Another obvious example is Jay-Z. Although decidedly less substantive than Mos Def, and more prone to give into the temptation to degrade women, Jay-Z's delivery, style and lyrical content is simply on a higher level than Eminem's. Much of Eminem's success can be attributed to the music provided by Dr. Dre, but in this arena Jay-Z can hold his own. Jay-z might also provide a better comparison because he has sold more records than Mos Def and, at least in the field of music, has achieved more popular success and notoriety.

Although there is a fair amount of subjective analysis involved when comparing artists, I think that Eminem owes part of his success to the novelty of his ethnicity in an otherwise homogeneous field. This has elevated his stature above where his skills deserve, but I think he has jumped the shark as a pop icon, and his star will soon fade.

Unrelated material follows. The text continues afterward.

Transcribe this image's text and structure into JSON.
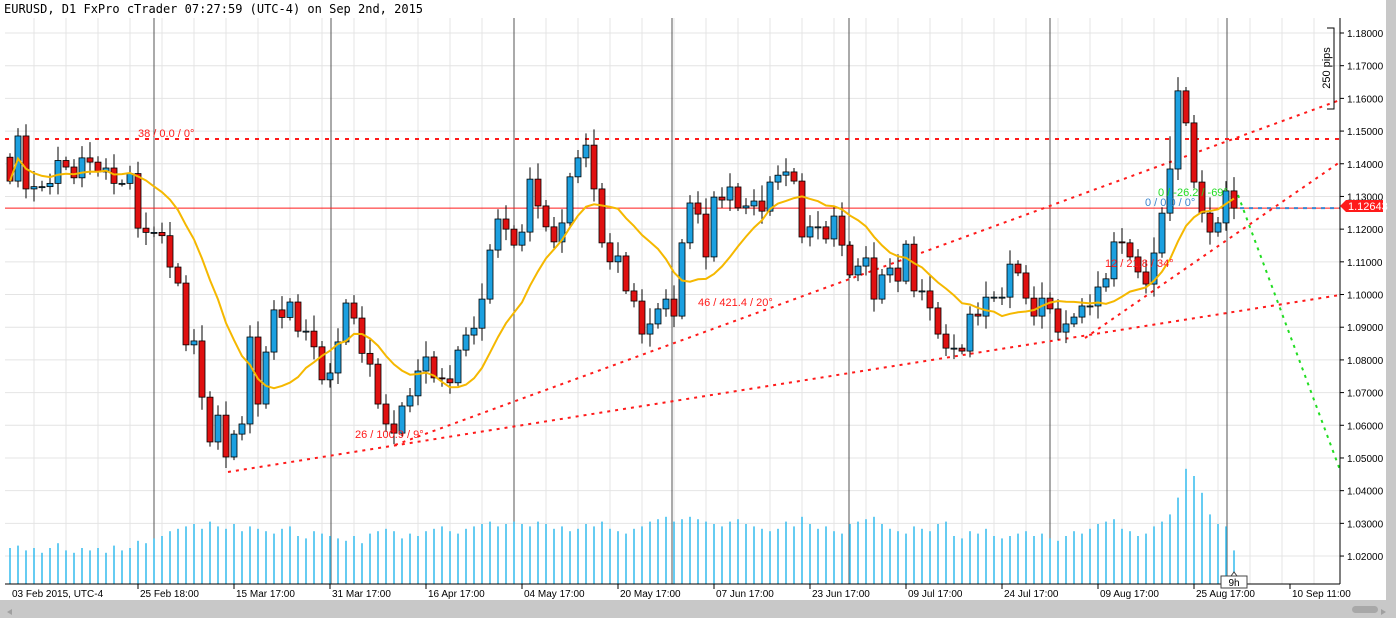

That being said, Eminem has been able to ride the crest of popularity so effectively that he has become a household name, almost worldwide. But as is often the case with music, popularity does not necessarily correlate to quality in direct proportion. In the case of Elvis, his popular appeal did outpace his talent and in this regard the analogy to Eminem is apt. But in terms of contributions to music, Elvis has a legacy and Eminem will have none, and this is why it does Elvis a disservice to mention him in the same sentence as Eminem. History will reveal him as an over-rated artist who relied as much on controversy as skill, and even then the controversies that he stirred up were either the result of the musical equivalent of shooting fish in a barrel (by singling out such pop fluff as the Backstreet Boys) or launching hateful, violence-laced attacks on women and homosexuals (not exactly a brave stand here either).